Winter is not only cold but can also be quite clammy in parts of Australia. And when it’s already difficult to get your clothes dry after a wash in the lower temperatures, it certainly can be quite the task to ensure a swift, energy conscious drying when the air is humid because it hasn’t stopped raining for days.

Luckily, there are a few options of drying clothes in winter – even for the coldest of days.

Inside the house

Sure, you could just put all your washing during winter in the clothes dryer. But they can be expensive to run and can cause damage to some items such as finer clothing.

A good alternative is putting your washing machine on the highest spin cycle possible. For most machines that will be 1200 instead of the 600 or 800 the machine usually runs for a normal cycle. This will cost much, much less than running a dryer for an hour or two and doesn’t actually take any longer than your normal wash cycle.  Yes, your clothes will come out a with a few more creases but that’s nothing that a bit of smoothing and perhaps some ironing later on can’t fix.

Once the wash is done, simply put your well spun clothes onto a clothesline or clothes horse, making sure there is lots of space between the items and let them dry near a warm, dry place. This can be a living room next to a fire or maybe in a dry laundry room.

As a bonus, you can try the “towel trick”. Simply lay your heavy clothing item (this works best with garments like jeans or warm non-woollen jumpers) flat onto a fluffy towel and roll it up into a sort of towel sausage. Now twist the towel from one end to the other as hard as you can. This will cause the excess water in the jeans to be transferred to the towel where the water is then absorbed. You can repeat the process as many times as you like, just make sure your towel is dry enough.

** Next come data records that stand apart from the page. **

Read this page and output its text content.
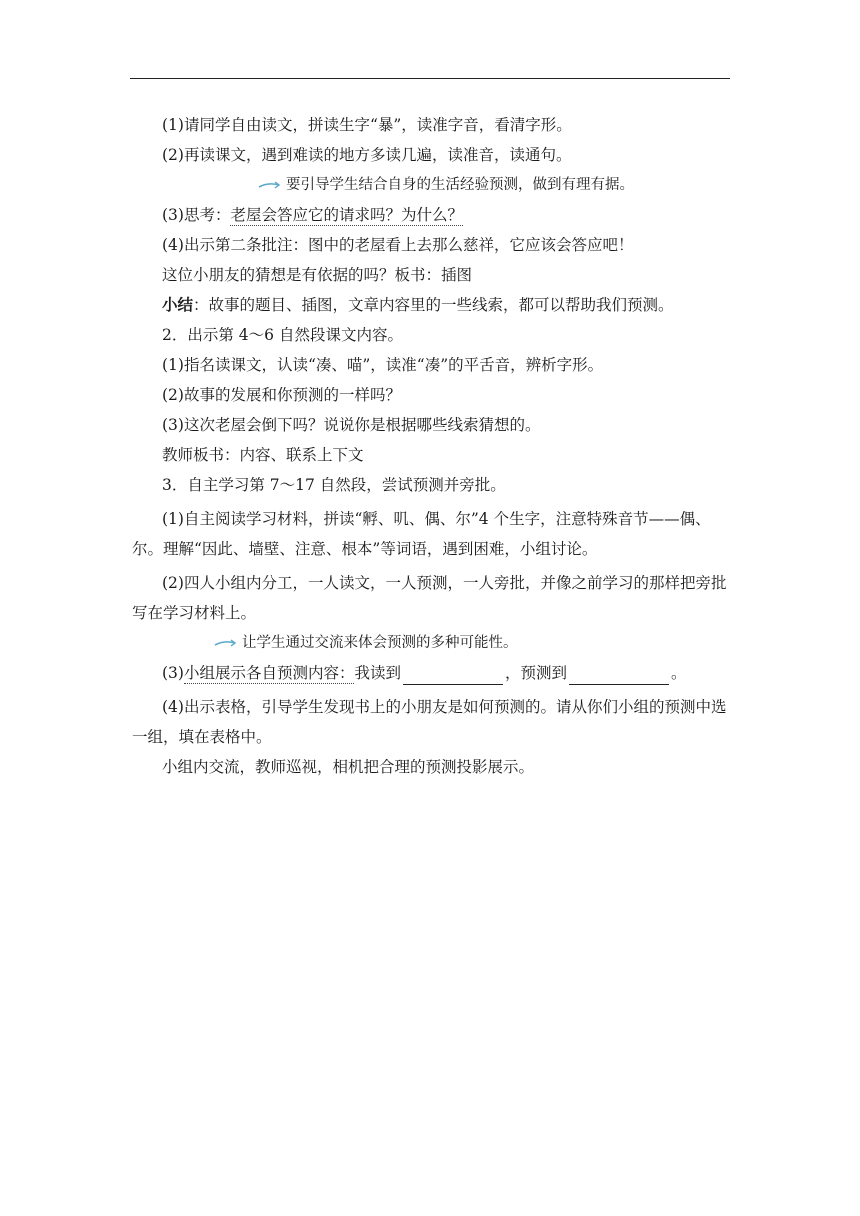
(1)请同学自由读文，拼读生字“暴”，读准字音，看清字形。
(2)再读课文，遇到难读的地方多读几遍，读准音，读通句。
要引导学生结合自身的生活经验预测，做到有理有据。
(3)思考：老屋会答应它的请求吗？为什么？
(4)出示第二条批注：图中的老屋看上去那么慈祥，它应该会答应吧！
这位小朋友的猜想是有依据的吗？板书：插图
小结：故事的题目、插图，文章内容里的一些线索，都可以帮助我们预测。
2．出示第 4～6 自然段课文内容。
(1)指名读课文，认读“凑、喵”，读准“凑”的平舌音，辨析字形。
(2)故事的发展和你预测的一样吗？
(3)这次老屋会倒下吗？说说你是根据哪些线索猜想的。
教师板书：内容、联系上下文
3．自主学习第 7～17 自然段，尝试预测并旁批。
(1)自主阅读学习材料，拼读“孵、叽、偶、尔”4 个生字，注意特殊音节——偶、尔。理解“因此、墙壁、注意、根本”等词语，遇到困难，小组讨论。
(2)四人小组内分工，一人读文，一人预测，一人旁批，并像之前学习的那样把旁批写在学习材料上。
让学生通过交流来体会预测的多种可能性。
(3)小组展示各自预测内容：我读到	，预测到	。
(4)出示表格，引导学生发现书上的小朋友是如何预测的。请从你们小组的预测中选一组，填在表格中。
小组内交流，教师巡视，相机把合理的预测投影展示。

Afterwards, just hang up the clothing so it can get some air and it will dry much quicker and with much less energy required than running a dryer or putting your heating on high.

Another tip is to rotate your clothes. This is especially helpful with heavy items such as quilt covers, jumpers or jeans. Make sure the left, right, front and backside are getting enough air. This will help speeding up the overall drying process.

Outside the house

You might not quite believe it but yes, it is possible to dry your clothes outside – even in winter! Clothes dry when the moisture in them evaporates. This is influenced by 2 other factors: heat and time. So if you want your clothes to dry quickly, you can speed up the evaporating process with heat. That doesn’t mean that you need heat to dry anything, it just means that line drying clothes in colder winter air might take a little bit longer.

Simply hang your washing outside on a cold day. Bonus points for sunshine because that speeds up the drying process but is not always required. Make sure that all your items have enough space to dry and won’t touch each other when it’s slightly windy.

Some people like to know their clothes will be dry in a few hours, which is why they tend to dry smaller items such as underwear, shirts and other items of light clothing inside and only put the larger, heavier items such as bed linen and towels outside. And you know that amazing fresh smell your clothes have when you dry them outside? You can get the same crisp smell in winter too!